4865060626 東京女子流写真集「5つ数えれば君の夢」

 山戸結希監督、東京女子流主演の映画『5つ数えれば君の夢』。東京女子流が最大の目当てだったわけですが、監督の山戸結希がサブカル界隈で話題になってた気もしたので、観に行きましたので軽く感想を。

 ストーリーは、まあ女子校のミスコンを軸にした青春もので、もちろんそれぞれが悩みや問題を抱えている。美人だがクラスで浮いている、いじめの対象となっている不思議ちゃん新井ひとみ(役名があるのですが、覚えてないので名前で呼びます…)と、劇中で親しくなることになる園芸部のおとなしい女の子山邊未夢が主人公サイドであり、ミスコンで新井ひとみのライバルとなる庄司芽生(劇中で処女を失う(ことが暗示される)!)、彼女に百合的な感情を抱いている小西彩乃が敵サイド、兄に憧れよりも強い(「なんでお嫁さんにしてくれないの?」)感情を抱いたり、女であることにジェンダー的悩みを抱えたりしている中江友梨が委員長でその外側にいる、という感じになっています。一応五人が主人公ということになっていますが、やはり新井ひとみが中心ですね(アイドルグループ内のヒエラルキー……)。

 映像での表現、例えば花を散らしての色彩とか、プールに飛び込む新井ひとみとか、絵作りがすばらしい。首元の絆創膏でセックスを暗示させる(変態的でとても良い!)など、芸も細かい。変態的、と言えば、女子流メンバーの顔のどアップや、濡れた新井ひとみのダンスなんかもなかなかフェティッシュ。山戸結希、たぶん変態です(誉めてる)。

 しかし、好意的な評論家たちには「哲学的」と表される山戸結希の特色らしい台詞が、どうにもキツい。最初は中二病をリアルに再現しているのかと思いましたが、中二病よりもひどく、中学生が下手に本を読んで覚えたばかりの言葉を使っているような(別に悪いことじゃないですけど…)、そんな台詞回し。今作のプログラムの中で中森明夫は、彼は優秀なライターで褒める天才ですから、これらの台詞の不自然さを、女子校の不自然さ、アイドルの不自然さに結びつけたりする(そしてそれを夢と呼ぶ)わけですが。しかし、これらの台詞は決して哲学的ではない。

 ところで、小西彩乃の顔のアップで、彼女が庄司芽生への愛を語るシーンがありましたが、元々あぁちゃん推しというのは置いておいても、そのシーンが僕は一番好きでした。そこで彼女はほとんど他の場面と同じような表情で、ほとんど同じように棒読みで、狂おしい愛の言葉を吐き続けるのですが、それが結果的に狂気の演出としてすばらしいものになっている、というか。

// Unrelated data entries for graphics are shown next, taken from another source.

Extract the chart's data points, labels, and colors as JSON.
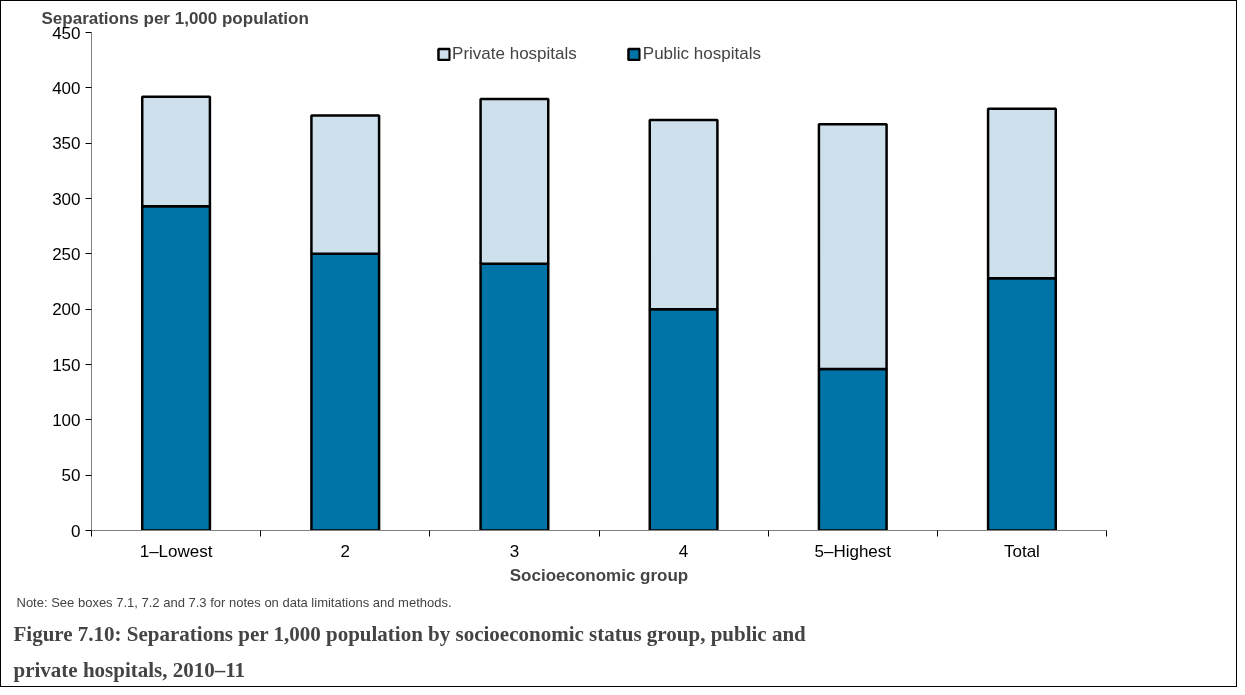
{
  "chart_data": {
    "type": "bar",
    "stacked": true,
    "title": "Figure 7.10: Separations per 1,000 population by socioeconomic status group, public and private hospitals, 2010–11",
    "ylabel": "Separations per 1,000 population",
    "xlabel": "Socioeconomic group",
    "categories": [
      "1–Lowest",
      "2",
      "3",
      "4",
      "5–Highest",
      "Total"
    ],
    "series": [
      {
        "name": "Public hospitals",
        "color": "#0074a6",
        "values": [
          293,
          250,
          241,
          200,
          146,
          228
        ]
      },
      {
        "name": "Private hospitals",
        "color": "#cde0eb",
        "values": [
          99,
          125,
          149,
          171,
          221,
          153
        ]
      }
    ],
    "ylim": [
      0,
      450
    ],
    "yticks": [
      0,
      50,
      100,
      150,
      200,
      250,
      300,
      350,
      400,
      450
    ],
    "grid": false,
    "legend": "top",
    "annotations": [
      "Note: See boxes 7.1, 7.2 and 7.3 for notes on data limitations and methods."
    ]
  }
}
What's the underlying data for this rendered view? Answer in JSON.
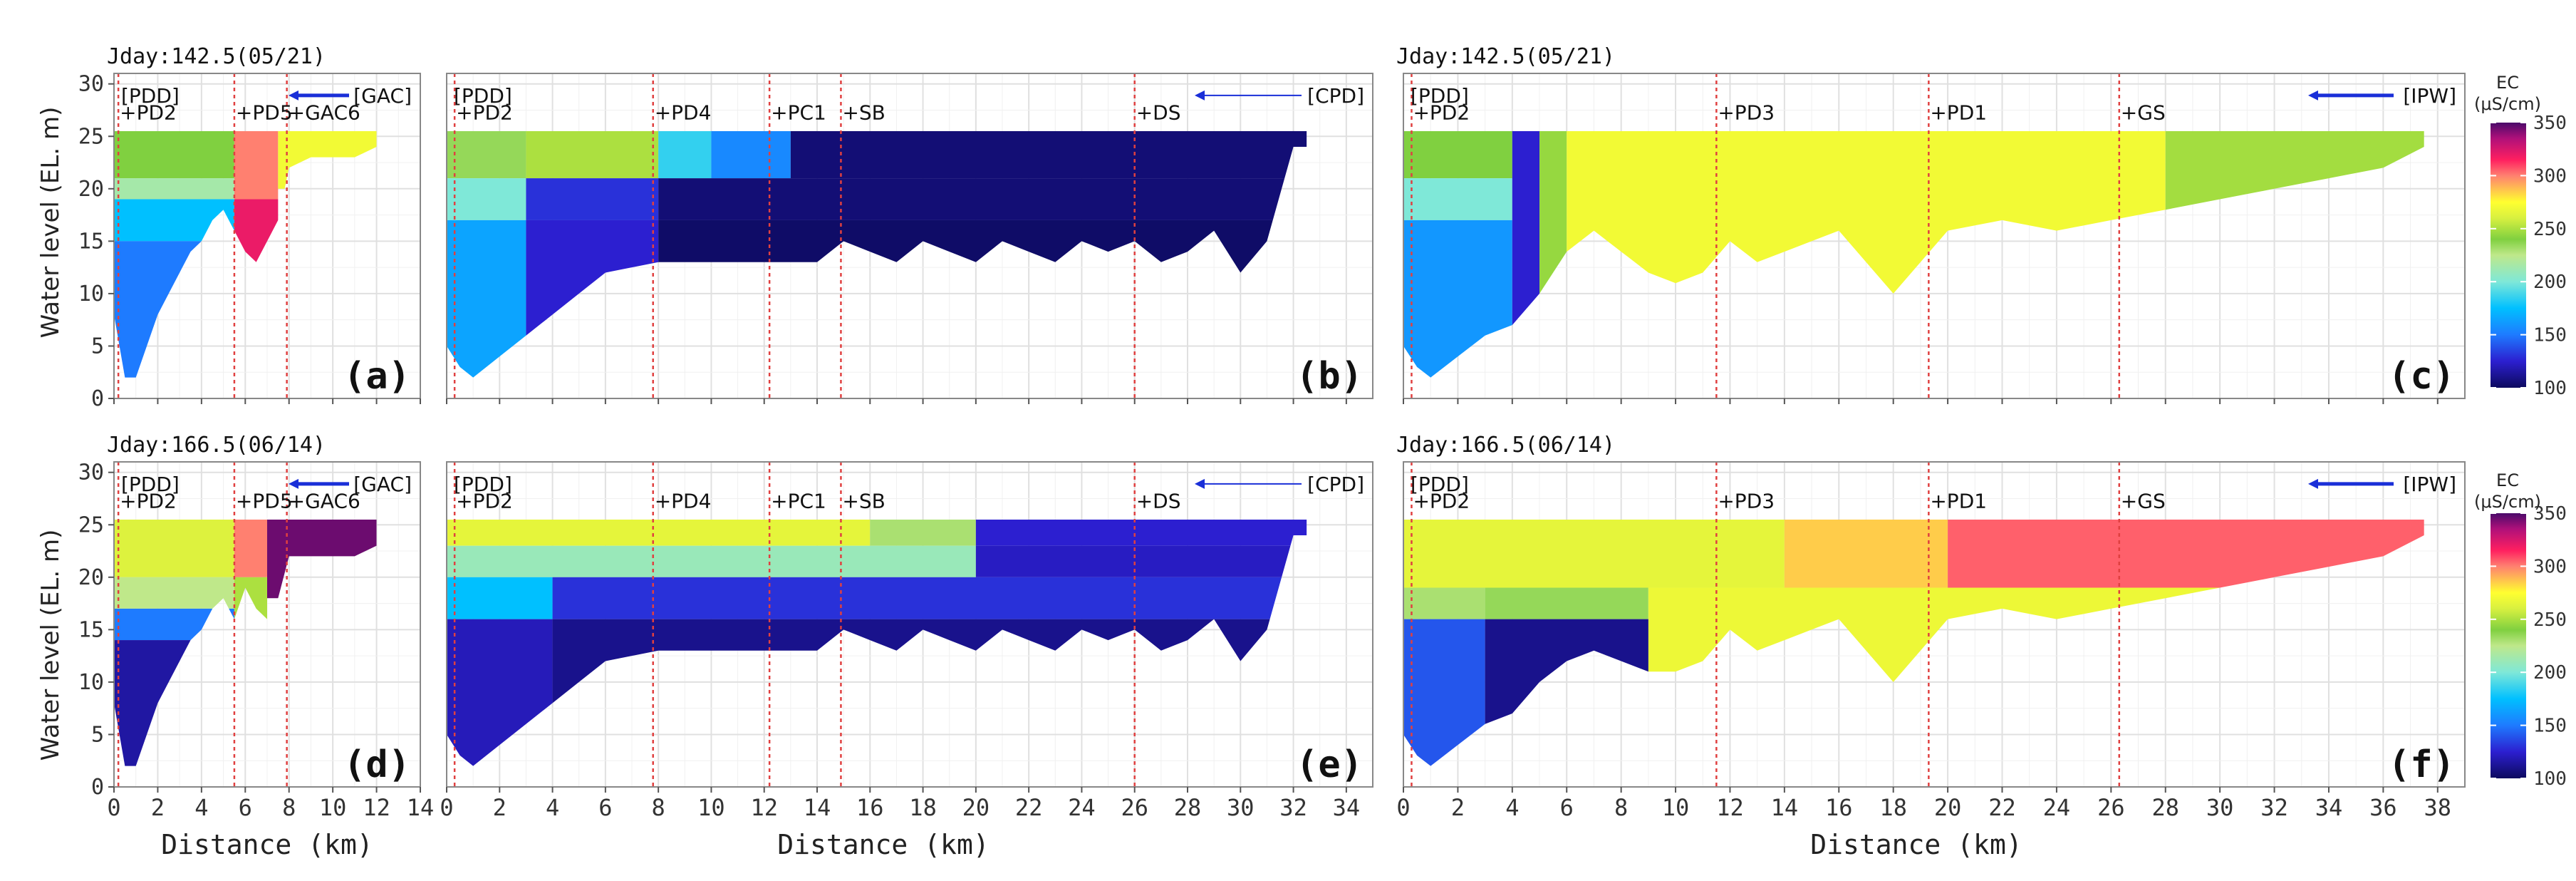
{
  "figure": {
    "y_axis_label": "Water level (EL. m)",
    "x_axis_label": "Distance (km)",
    "colorbar": {
      "title_line1": "EC",
      "title_line2": "(μS/cm)",
      "ticks": [
        100,
        150,
        200,
        250,
        300,
        350
      ],
      "range": [
        100,
        350
      ],
      "stops": [
        {
          "value": 100,
          "color": "#0d0a5e"
        },
        {
          "value": 125,
          "color": "#2c1fd0"
        },
        {
          "value": 150,
          "color": "#1e7bff"
        },
        {
          "value": 175,
          "color": "#00c0ff"
        },
        {
          "value": 200,
          "color": "#7fe8d8"
        },
        {
          "value": 225,
          "color": "#bfe88a"
        },
        {
          "value": 240,
          "color": "#80d040"
        },
        {
          "value": 260,
          "color": "#d8f040"
        },
        {
          "value": 275,
          "color": "#ffff30"
        },
        {
          "value": 300,
          "color": "#ff8070"
        },
        {
          "value": 315,
          "color": "#ff1f60"
        },
        {
          "value": 335,
          "color": "#b0107a"
        },
        {
          "value": 350,
          "color": "#4a0a6a"
        }
      ]
    }
  },
  "chart_data": [
    {
      "id": "a",
      "type": "heatmap",
      "panel_label": "(a)",
      "title": "Jday:142.5(05/21)",
      "branch_label": "[GAC]",
      "dam_label": "[PDD]",
      "xlim": [
        0,
        14
      ],
      "ylim": [
        0,
        31
      ],
      "xticks": [
        0,
        2,
        4,
        6,
        8,
        10,
        12,
        14
      ],
      "yticks": [
        0,
        5,
        10,
        15,
        20,
        25,
        30
      ],
      "stations": [
        {
          "name": "+PD2",
          "x": 0.2
        },
        {
          "name": "+PD5",
          "x": 5.5
        },
        {
          "name": "+GAC6",
          "x": 7.9
        }
      ],
      "profile": {
        "x": [
          0,
          0.5,
          1.0,
          1.5,
          2.0,
          2.5,
          3.0,
          3.5,
          4.0,
          4.5,
          5.0,
          5.5,
          6.0,
          6.5,
          7.0,
          7.5,
          8.0,
          9.0,
          10.0,
          11.0,
          12.0
        ],
        "bottom": [
          8,
          2,
          2,
          5,
          8,
          10,
          12,
          14,
          15,
          17,
          18,
          16,
          14,
          13,
          15,
          17,
          22,
          23,
          23,
          23,
          24
        ]
      },
      "surface": 25.5,
      "cells": [
        {
          "x": [
            0,
            5.5
          ],
          "y": [
            21,
            25.5
          ],
          "ec": 240
        },
        {
          "x": [
            0,
            5.5
          ],
          "y": [
            19,
            21
          ],
          "ec": 215
        },
        {
          "x": [
            0,
            5.5
          ],
          "y": [
            15,
            19
          ],
          "ec": 175
        },
        {
          "x": [
            0,
            5.5
          ],
          "y": [
            0,
            15
          ],
          "ec": 150
        },
        {
          "x": [
            5.5,
            7.5
          ],
          "y": [
            19,
            25.5
          ],
          "ec": 300
        },
        {
          "x": [
            5.5,
            7.5
          ],
          "y": [
            0,
            19
          ],
          "ec": 320
        },
        {
          "x": [
            7.5,
            12
          ],
          "y": [
            20,
            25.5
          ],
          "ec": 270
        }
      ]
    },
    {
      "id": "b",
      "type": "heatmap",
      "panel_label": "(b)",
      "title": "",
      "branch_label": "[CPD]",
      "dam_label": "[PDD]",
      "xlim": [
        0,
        35
      ],
      "ylim": [
        0,
        31
      ],
      "xticks": [
        0,
        2,
        4,
        6,
        8,
        10,
        12,
        14,
        16,
        18,
        20,
        22,
        24,
        26,
        28,
        30,
        32,
        34
      ],
      "yticks": [
        0,
        5,
        10,
        15,
        20,
        25,
        30
      ],
      "stations": [
        {
          "name": "+PD2",
          "x": 0.3
        },
        {
          "name": "+PD4",
          "x": 7.8
        },
        {
          "name": "+PC1",
          "x": 12.2
        },
        {
          "name": "+SB",
          "x": 14.9
        },
        {
          "name": "+DS",
          "x": 26.0
        }
      ],
      "profile": {
        "x": [
          0,
          0.5,
          1,
          2,
          3,
          4,
          5,
          6,
          8,
          10,
          12,
          14,
          15,
          16,
          17,
          18,
          19,
          20,
          21,
          22,
          23,
          24,
          25,
          26,
          27,
          28,
          29,
          30,
          31,
          32,
          32.5
        ],
        "bottom": [
          5,
          3,
          2,
          4,
          6,
          8,
          10,
          12,
          13,
          13,
          13,
          13,
          15,
          14,
          13,
          15,
          14,
          13,
          15,
          14,
          13,
          15,
          14,
          15,
          13,
          14,
          16,
          12,
          15,
          24,
          24
        ]
      },
      "surface": 25.5,
      "cells": [
        {
          "x": [
            0,
            3
          ],
          "y": [
            21,
            25.5
          ],
          "ec": 235
        },
        {
          "x": [
            3,
            8
          ],
          "y": [
            21,
            25.5
          ],
          "ec": 250
        },
        {
          "x": [
            8,
            10
          ],
          "y": [
            21,
            25.5
          ],
          "ec": 185
        },
        {
          "x": [
            10,
            13
          ],
          "y": [
            21,
            25.5
          ],
          "ec": 155
        },
        {
          "x": [
            13,
            33
          ],
          "y": [
            21,
            25.5
          ],
          "ec": 105
        },
        {
          "x": [
            0,
            3
          ],
          "y": [
            17,
            21
          ],
          "ec": 200
        },
        {
          "x": [
            3,
            8
          ],
          "y": [
            17,
            21
          ],
          "ec": 130
        },
        {
          "x": [
            8,
            33
          ],
          "y": [
            17,
            21
          ],
          "ec": 105
        },
        {
          "x": [
            0,
            3
          ],
          "y": [
            0,
            17
          ],
          "ec": 165
        },
        {
          "x": [
            3,
            8
          ],
          "y": [
            0,
            17
          ],
          "ec": 125
        },
        {
          "x": [
            8,
            33
          ],
          "y": [
            0,
            17
          ],
          "ec": 102
        }
      ]
    },
    {
      "id": "c",
      "type": "heatmap",
      "panel_label": "(c)",
      "title": "Jday:142.5(05/21)",
      "branch_label": "[IPW]",
      "dam_label": "[PDD]",
      "xlim": [
        0,
        39
      ],
      "ylim": [
        0,
        31
      ],
      "xticks": [
        0,
        2,
        4,
        6,
        8,
        10,
        12,
        14,
        16,
        18,
        20,
        22,
        24,
        26,
        28,
        30,
        32,
        34,
        36,
        38
      ],
      "yticks": [
        0,
        5,
        10,
        15,
        20,
        25,
        30
      ],
      "stations": [
        {
          "name": "+PD2",
          "x": 0.3
        },
        {
          "name": "+PD3",
          "x": 11.5
        },
        {
          "name": "+PD1",
          "x": 19.3
        },
        {
          "name": "+GS",
          "x": 26.3
        }
      ],
      "profile": {
        "x": [
          0,
          0.5,
          1,
          2,
          3,
          4,
          5,
          6,
          7,
          8,
          9,
          10,
          11,
          12,
          13,
          14,
          16,
          18,
          20,
          22,
          24,
          26,
          28,
          30,
          32,
          34,
          36,
          37.5
        ],
        "bottom": [
          5,
          3,
          2,
          4,
          6,
          7,
          10,
          14,
          16,
          14,
          12,
          11,
          12,
          15,
          13,
          14,
          16,
          10,
          16,
          17,
          16,
          17,
          18,
          19,
          20,
          21,
          22,
          24
        ]
      },
      "surface": 25.5,
      "cells": [
        {
          "x": [
            0,
            4
          ],
          "y": [
            21,
            25.5
          ],
          "ec": 240
        },
        {
          "x": [
            0,
            4
          ],
          "y": [
            17,
            21
          ],
          "ec": 200
        },
        {
          "x": [
            0,
            4
          ],
          "y": [
            0,
            17
          ],
          "ec": 160
        },
        {
          "x": [
            4,
            5
          ],
          "y": [
            0,
            25.5
          ],
          "ec": 125
        },
        {
          "x": [
            5,
            6
          ],
          "y": [
            0,
            25.5
          ],
          "ec": 245
        },
        {
          "x": [
            6,
            28
          ],
          "y": [
            0,
            25.5
          ],
          "ec": 270
        },
        {
          "x": [
            28,
            38
          ],
          "y": [
            0,
            25.5
          ],
          "ec": 248
        }
      ]
    },
    {
      "id": "d",
      "type": "heatmap",
      "panel_label": "(d)",
      "title": "Jday:166.5(06/14)",
      "branch_label": "[GAC]",
      "dam_label": "[PDD]",
      "xlim": [
        0,
        14
      ],
      "ylim": [
        0,
        31
      ],
      "xticks": [
        0,
        2,
        4,
        6,
        8,
        10,
        12,
        14
      ],
      "yticks": [
        0,
        5,
        10,
        15,
        20,
        25,
        30
      ],
      "stations": [
        {
          "name": "+PD2",
          "x": 0.2
        },
        {
          "name": "+PD5",
          "x": 5.5
        },
        {
          "name": "+GAC6",
          "x": 7.9
        }
      ],
      "profile": {
        "x": [
          0,
          0.5,
          1.0,
          1.5,
          2.0,
          2.5,
          3.0,
          3.5,
          4.0,
          4.5,
          5.0,
          5.5,
          6.0,
          6.5,
          7.0,
          7.5,
          8.0,
          9.0,
          10.0,
          11.0,
          12.0
        ],
        "bottom": [
          8,
          2,
          2,
          5,
          8,
          10,
          12,
          14,
          15,
          17,
          18,
          16,
          19,
          17,
          16,
          18,
          22,
          22,
          22,
          22,
          23
        ]
      },
      "surface": 25.5,
      "cells": [
        {
          "x": [
            0,
            5.5
          ],
          "y": [
            20,
            25.5
          ],
          "ec": 262
        },
        {
          "x": [
            0,
            5.5
          ],
          "y": [
            17,
            20
          ],
          "ec": 225
        },
        {
          "x": [
            0,
            5.5
          ],
          "y": [
            14,
            17
          ],
          "ec": 150
        },
        {
          "x": [
            0,
            5.5
          ],
          "y": [
            0,
            14
          ],
          "ec": 115
        },
        {
          "x": [
            5.5,
            7
          ],
          "y": [
            20,
            25.5
          ],
          "ec": 300
        },
        {
          "x": [
            5.5,
            7
          ],
          "y": [
            0,
            20
          ],
          "ec": 250
        },
        {
          "x": [
            7,
            12
          ],
          "y": [
            18,
            25.5
          ],
          "ec": 345
        }
      ]
    },
    {
      "id": "e",
      "type": "heatmap",
      "panel_label": "(e)",
      "title": "",
      "branch_label": "[CPD]",
      "dam_label": "[PDD]",
      "xlim": [
        0,
        35
      ],
      "ylim": [
        0,
        31
      ],
      "xticks": [
        0,
        2,
        4,
        6,
        8,
        10,
        12,
        14,
        16,
        18,
        20,
        22,
        24,
        26,
        28,
        30,
        32,
        34
      ],
      "yticks": [
        0,
        5,
        10,
        15,
        20,
        25,
        30
      ],
      "stations": [
        {
          "name": "+PD2",
          "x": 0.3
        },
        {
          "name": "+PD4",
          "x": 7.8
        },
        {
          "name": "+PC1",
          "x": 12.2
        },
        {
          "name": "+SB",
          "x": 14.9
        },
        {
          "name": "+DS",
          "x": 26.0
        }
      ],
      "profile": {
        "x": [
          0,
          0.5,
          1,
          2,
          3,
          4,
          5,
          6,
          8,
          10,
          12,
          14,
          15,
          16,
          17,
          18,
          19,
          20,
          21,
          22,
          23,
          24,
          25,
          26,
          27,
          28,
          29,
          30,
          31,
          32,
          32.5
        ],
        "bottom": [
          5,
          3,
          2,
          4,
          6,
          8,
          10,
          12,
          13,
          13,
          13,
          13,
          15,
          14,
          13,
          15,
          14,
          13,
          15,
          14,
          13,
          15,
          14,
          15,
          13,
          14,
          16,
          12,
          15,
          24,
          24
        ]
      },
      "surface": 25.5,
      "cells": [
        {
          "x": [
            0,
            16
          ],
          "y": [
            23,
            25.5
          ],
          "ec": 265
        },
        {
          "x": [
            16,
            20
          ],
          "y": [
            23,
            25.5
          ],
          "ec": 230
        },
        {
          "x": [
            20,
            33
          ],
          "y": [
            23,
            25.5
          ],
          "ec": 125
        },
        {
          "x": [
            0,
            20
          ],
          "y": [
            20,
            23
          ],
          "ec": 210
        },
        {
          "x": [
            20,
            33
          ],
          "y": [
            20,
            23
          ],
          "ec": 122
        },
        {
          "x": [
            0,
            4
          ],
          "y": [
            16,
            20
          ],
          "ec": 175
        },
        {
          "x": [
            4,
            33
          ],
          "y": [
            16,
            20
          ],
          "ec": 130
        },
        {
          "x": [
            0,
            4
          ],
          "y": [
            0,
            16
          ],
          "ec": 120
        },
        {
          "x": [
            4,
            33
          ],
          "y": [
            0,
            16
          ],
          "ec": 110
        }
      ]
    },
    {
      "id": "f",
      "type": "heatmap",
      "panel_label": "(f)",
      "title": "Jday:166.5(06/14)",
      "branch_label": "[IPW]",
      "dam_label": "[PDD]",
      "xlim": [
        0,
        39
      ],
      "ylim": [
        0,
        31
      ],
      "xticks": [
        0,
        2,
        4,
        6,
        8,
        10,
        12,
        14,
        16,
        18,
        20,
        22,
        24,
        26,
        28,
        30,
        32,
        34,
        36,
        38
      ],
      "yticks": [
        0,
        5,
        10,
        15,
        20,
        25,
        30
      ],
      "stations": [
        {
          "name": "+PD2",
          "x": 0.3
        },
        {
          "name": "+PD3",
          "x": 11.5
        },
        {
          "name": "+PD1",
          "x": 19.3
        },
        {
          "name": "+GS",
          "x": 26.3
        }
      ],
      "profile": {
        "x": [
          0,
          0.5,
          1,
          2,
          3,
          4,
          5,
          6,
          7,
          8,
          9,
          10,
          11,
          12,
          13,
          14,
          16,
          18,
          20,
          22,
          24,
          26,
          28,
          30,
          32,
          34,
          36,
          37.5
        ],
        "bottom": [
          5,
          3,
          2,
          4,
          6,
          7,
          10,
          12,
          13,
          12,
          11,
          11,
          12,
          15,
          13,
          14,
          16,
          10,
          16,
          17,
          16,
          17,
          18,
          19,
          20,
          21,
          22,
          24
        ]
      },
      "surface": 25.5,
      "cells": [
        {
          "x": [
            0,
            14
          ],
          "y": [
            19,
            25.5
          ],
          "ec": 265
        },
        {
          "x": [
            14,
            20
          ],
          "y": [
            19,
            25.5
          ],
          "ec": 285
        },
        {
          "x": [
            20,
            38
          ],
          "y": [
            19,
            25.5
          ],
          "ec": 305
        },
        {
          "x": [
            0,
            3
          ],
          "y": [
            16,
            19
          ],
          "ec": 230
        },
        {
          "x": [
            3,
            9
          ],
          "y": [
            16,
            19
          ],
          "ec": 235
        },
        {
          "x": [
            9,
            38
          ],
          "y": [
            0,
            19
          ],
          "ec": 268
        },
        {
          "x": [
            0,
            3
          ],
          "y": [
            0,
            16
          ],
          "ec": 140
        },
        {
          "x": [
            3,
            9
          ],
          "y": [
            0,
            16
          ],
          "ec": 110
        }
      ]
    }
  ]
}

 狂気、というのはこの映画から強く感じられたものです。誤解を恐れずに言えばそもそも、同性愛も、近親相姦的愛も、狂気とみなされてきた歴史があります。アイドル主体の映画となると、おそらくエンターテイメントに走るのがベタで、その場合こういう危ないモチーフってなかなか扱われないと思うのですが、しかし、本作は扱う。それも、決して処女性を重んじるファンへの配慮ではない(庄司芽生の処女喪失!)。ここらへんで、さっきの中森明夫の「不自然さ」への接続が思い出されます。多様な愛のあり方を相対的に描くことによって、異性愛が禁じられるというアイドルの異常な状況への批評性が生じるのです。スクリーンの中で「不自然」な彼女たちは、そもそも普段から「不自然」な状況にあるのではないか?(そもそも「少女」の「不自然さ」(大塚英志『少女民俗学』や上野千鶴子)にまでは、ここでは踏み込まないが……)

 好意的な評者には「哲学的」と言われる台詞。それらは日常会話の中で発せられるほど世俗的な言葉でないのは確かだが、しかし哲学の中で語られる論理的な言葉でもない。聞いていると恥ずかしくなる(言うのも恥ずかしいはずだが、少女にはそうでもないのだろうか?)、浮き上がった、J-POPの歌詞のような言葉だ。そうした、本来語られる場を持たない言葉が、東京女子流の少女たちの口から日常的語り口で発せられていることに、僕はキツさを覚えたわけですが、J-POPを舞台とする彼女たちにはしかし、そういう言葉がもっともふさわしいのかもしれない、と考えることもできます。僕は山戸結希の前、前々の作品を観ていませんが、彼女の書くこうした台詞は、まさにアイドルのための、あるいは日常からも学問からも浮き上がる、舞台に立つ人間の台詞なのだ、と言えるのかもしれません。

 とまあ雑に変なことを考えましたが、まとめると、女子流とてもかわいかった……。僕はあぁちゃん推しでしたが、新たに庄司芽生の魅力に気付かされました。チェックしておこうと思います。